Cottrell Scholar Awards - 2015
Zinc Oxide Impurity-Bound Electrons for Optics-Based Quantum Information
A good quantum node is hard to find.
And researchers want to find one to study because it will surely play a vital role in quantum computing, a novel method that has been proven theoretically to outperform “classical” computing for certain tasks, including factoring and searching.
Kai-Mei C. Fu, assistant professor of physics at the University of Washington, explains that quantum computing relies on the photon, the smallest packet of light energy, as ideal for transmitting quantum information. However, due to its speed and the difficulty of engineering photon-photon interactions, the photon is a poor choice for quantum information processing.
While many theoretical quantum information protocols exist based on using photonic “wires” between quantum processing nodes, Fu said, “The outstanding problem is that a good quantum node has not been found.”
Fu has received Cottrell Scholar funding to help her find the elusive prize.

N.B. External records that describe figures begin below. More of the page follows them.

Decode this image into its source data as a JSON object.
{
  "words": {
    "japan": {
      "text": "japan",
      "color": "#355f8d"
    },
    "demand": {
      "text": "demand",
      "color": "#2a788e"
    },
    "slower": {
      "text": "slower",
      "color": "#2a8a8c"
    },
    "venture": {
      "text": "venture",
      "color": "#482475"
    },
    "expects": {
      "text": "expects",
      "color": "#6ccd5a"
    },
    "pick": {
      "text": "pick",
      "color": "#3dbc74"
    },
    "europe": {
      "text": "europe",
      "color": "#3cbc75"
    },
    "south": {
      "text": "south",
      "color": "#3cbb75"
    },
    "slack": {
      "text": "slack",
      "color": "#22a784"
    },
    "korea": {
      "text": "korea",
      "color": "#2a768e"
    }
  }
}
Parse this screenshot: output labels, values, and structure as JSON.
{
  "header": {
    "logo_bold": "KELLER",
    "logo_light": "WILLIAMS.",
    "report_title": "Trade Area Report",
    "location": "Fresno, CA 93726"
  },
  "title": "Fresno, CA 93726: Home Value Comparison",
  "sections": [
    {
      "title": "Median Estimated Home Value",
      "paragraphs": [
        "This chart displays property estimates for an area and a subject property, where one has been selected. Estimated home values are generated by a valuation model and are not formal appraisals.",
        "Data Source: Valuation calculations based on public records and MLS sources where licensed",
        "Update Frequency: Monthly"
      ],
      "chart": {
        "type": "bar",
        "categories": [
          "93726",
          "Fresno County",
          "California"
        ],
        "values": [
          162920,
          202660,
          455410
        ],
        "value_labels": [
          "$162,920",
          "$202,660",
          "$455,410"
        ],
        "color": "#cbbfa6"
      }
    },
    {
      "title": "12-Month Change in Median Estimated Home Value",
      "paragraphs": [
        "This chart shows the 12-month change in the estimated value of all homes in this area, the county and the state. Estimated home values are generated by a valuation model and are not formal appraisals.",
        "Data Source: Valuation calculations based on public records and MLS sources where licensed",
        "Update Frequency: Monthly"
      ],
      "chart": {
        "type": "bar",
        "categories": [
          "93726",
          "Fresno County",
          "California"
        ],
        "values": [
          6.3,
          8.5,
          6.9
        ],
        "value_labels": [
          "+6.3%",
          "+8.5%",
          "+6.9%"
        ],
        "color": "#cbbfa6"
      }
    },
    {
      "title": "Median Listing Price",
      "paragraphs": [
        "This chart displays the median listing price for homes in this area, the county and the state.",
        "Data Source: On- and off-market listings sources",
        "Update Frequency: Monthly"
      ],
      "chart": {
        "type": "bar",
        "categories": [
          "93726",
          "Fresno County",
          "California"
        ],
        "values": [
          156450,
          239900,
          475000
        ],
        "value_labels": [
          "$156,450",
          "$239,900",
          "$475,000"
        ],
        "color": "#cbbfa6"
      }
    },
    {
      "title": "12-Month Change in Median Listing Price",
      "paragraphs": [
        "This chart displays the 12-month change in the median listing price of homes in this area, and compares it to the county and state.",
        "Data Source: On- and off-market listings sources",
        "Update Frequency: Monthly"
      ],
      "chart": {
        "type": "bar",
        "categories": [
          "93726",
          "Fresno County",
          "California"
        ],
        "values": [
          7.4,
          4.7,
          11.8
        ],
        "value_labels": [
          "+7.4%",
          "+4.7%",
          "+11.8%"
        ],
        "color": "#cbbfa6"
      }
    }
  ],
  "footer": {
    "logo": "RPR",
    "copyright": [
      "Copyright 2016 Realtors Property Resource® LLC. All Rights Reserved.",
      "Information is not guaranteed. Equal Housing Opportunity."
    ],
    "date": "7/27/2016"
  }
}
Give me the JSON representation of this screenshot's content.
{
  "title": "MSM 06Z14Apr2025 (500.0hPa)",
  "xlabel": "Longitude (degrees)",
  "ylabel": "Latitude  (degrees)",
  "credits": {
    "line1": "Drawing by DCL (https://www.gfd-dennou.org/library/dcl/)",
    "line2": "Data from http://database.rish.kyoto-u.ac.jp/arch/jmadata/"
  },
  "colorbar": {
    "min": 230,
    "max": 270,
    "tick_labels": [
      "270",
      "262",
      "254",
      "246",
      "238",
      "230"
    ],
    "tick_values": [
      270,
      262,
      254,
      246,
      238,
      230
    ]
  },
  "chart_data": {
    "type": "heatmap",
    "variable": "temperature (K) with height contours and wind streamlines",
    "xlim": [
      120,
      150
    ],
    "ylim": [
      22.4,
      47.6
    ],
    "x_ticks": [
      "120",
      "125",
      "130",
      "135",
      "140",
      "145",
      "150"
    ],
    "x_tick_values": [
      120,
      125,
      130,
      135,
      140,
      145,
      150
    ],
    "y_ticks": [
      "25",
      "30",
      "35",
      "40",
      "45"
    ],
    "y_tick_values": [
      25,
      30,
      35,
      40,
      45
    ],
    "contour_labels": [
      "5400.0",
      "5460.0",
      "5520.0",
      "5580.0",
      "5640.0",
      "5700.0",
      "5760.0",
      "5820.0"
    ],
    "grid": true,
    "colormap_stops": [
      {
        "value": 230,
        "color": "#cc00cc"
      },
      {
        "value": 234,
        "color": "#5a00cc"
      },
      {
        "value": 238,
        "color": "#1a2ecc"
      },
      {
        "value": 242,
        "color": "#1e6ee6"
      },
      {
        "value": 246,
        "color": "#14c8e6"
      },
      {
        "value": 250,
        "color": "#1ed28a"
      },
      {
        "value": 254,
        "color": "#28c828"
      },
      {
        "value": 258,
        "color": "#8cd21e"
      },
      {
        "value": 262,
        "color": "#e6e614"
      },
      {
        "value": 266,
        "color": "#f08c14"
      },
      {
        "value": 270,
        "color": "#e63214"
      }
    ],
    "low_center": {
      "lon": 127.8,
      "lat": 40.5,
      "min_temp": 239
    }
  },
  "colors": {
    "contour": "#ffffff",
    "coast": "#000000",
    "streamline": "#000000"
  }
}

But what, exactly, is a quantum node?
In Fu’s research, it is an electron spin state. Electrons not only have charge, positive or negative, they also have a quality called spin, which is defined as an inherent angular momentum, either “up” or “down.”
In search of the perfect quantum node, Fu and her research associates intend to focus – literally -- on the properties of individual electrons bound to atoms in high-purity zinc oxide (ZnO) nanowire. A nanowire is incredibly thin, only a few atoms in width -- much thinner than the most delicate human hair.
“The high quality of the nanowire will facilitate optical probing of the fundamental electron properties,” Fu said. One of her major goals will be to determine the amount of time that a ZnO electron can preserve quantum information.
She has a hunch that if her research is successful, ZnO “could significantly outperform all current quantum bit candidates for photon-based quantum information platforms.”
Fu is also using some of her Cottrell Scholar funding to create an online peer and self-evaluation process for students in large, introductory classes to help motivate them to tackle difficult physics problems. She is also upgrading a course which focuses on the use of computers in the modern laboratory to include experiments that probe the quantum realm. And she is giving undergraduates the opportunity conduct independent research in her lab.